Numero porta in sé la stessa radice di
“νόμος”, regola, e quella di “νέμω”, distribuire. I
numeri della nostra vita, quelli fortunati, quelli degli esami,
quelli delle camere d'albergo, sono quindi lì per un motivo, perché
c'è una regola, perché sono toccati a noi e a nessun altro. Quando
ero piccola non lo sapevo qual era il mio numero preferito, se me lo
chiedevano mi veniva in mente un colore o qualcosa che non era
numero, e finivo per dire 23 o 2 o altri numeri a caso. Qualcuno mi
diceva che il 13 era quello giusto per essere fortunati, e forse
qualche volta ho risposto 13, dilungandomi e perdendomi in noiose
storie famigliari. Oggi credo che il numero giusto per la vita sia il
3. Non saprei spiegare bene il perché, ma so che 2 è un numero che
non è mai abbastanza, ci vuole qualcosa di più, ci vuole il 3.

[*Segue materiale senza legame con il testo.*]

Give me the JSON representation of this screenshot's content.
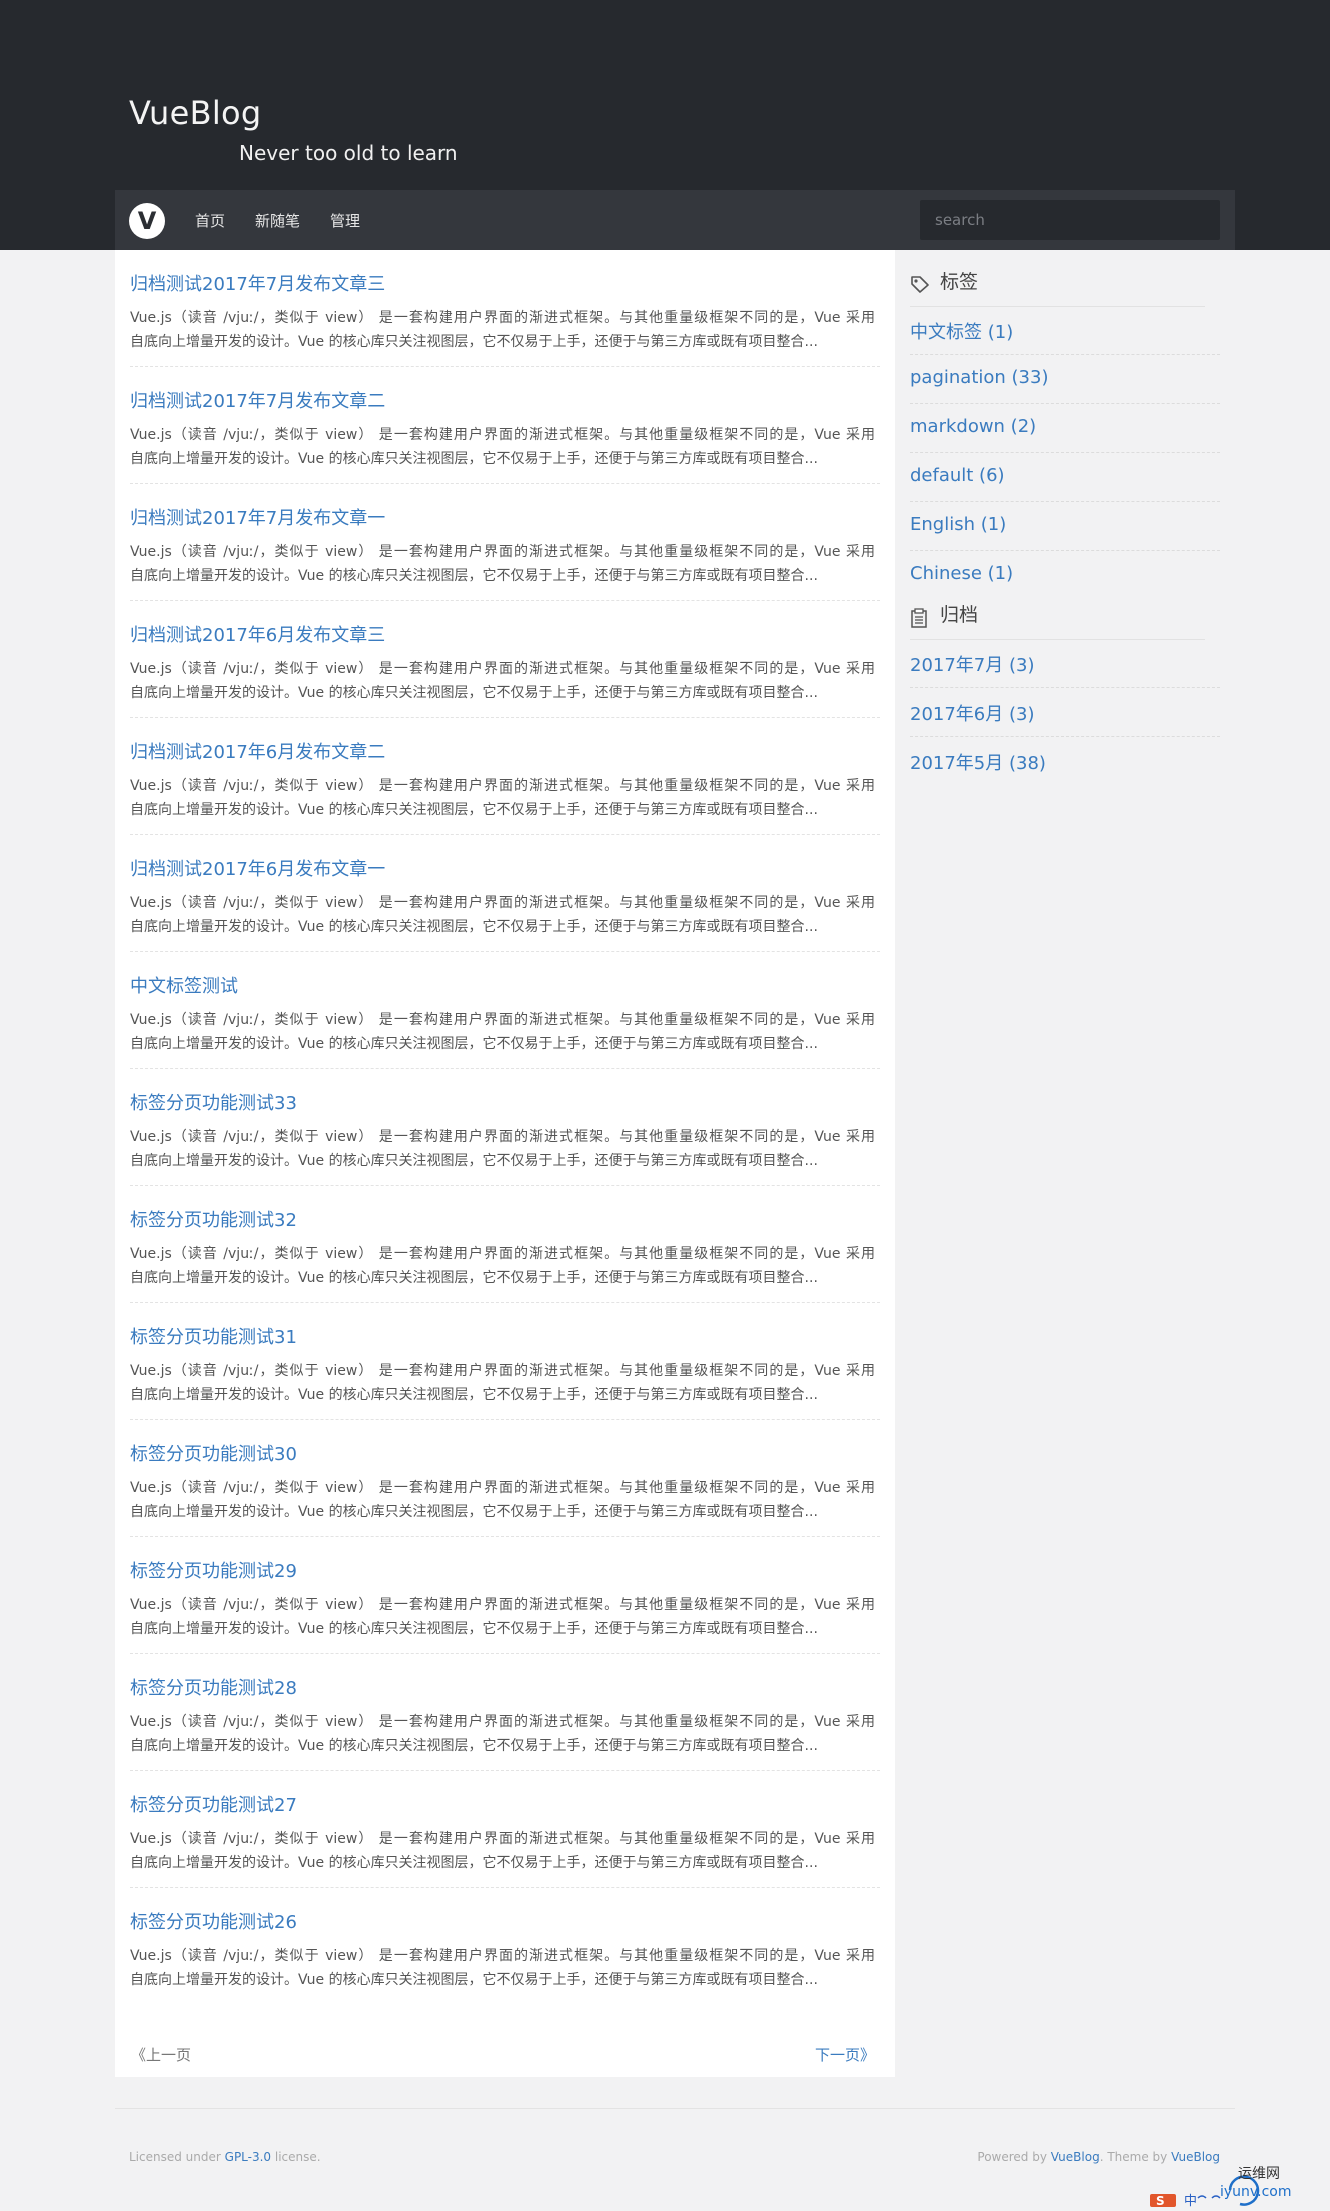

Quando si è in 2 se uno si stufa, si ammala, impazzisce, non c'è
più niente da fare, rimane l'1. E l'1 non è un buon numero, anche
se le monoporzioni dei supermercati vogliono farci credere che sia
così. Il 3 è la base di partenza, poi viene tutto il resto, ma
quello è il requisito minimo. Persino le coppie più sole, quelle
senza amici, hanno una famiglia alle loro spalle o fanno dei figli
per crearsela, e non sono più 2.
Alle mie amiche “occhi di gatto”,
anche loro erano in 3 dopotutto.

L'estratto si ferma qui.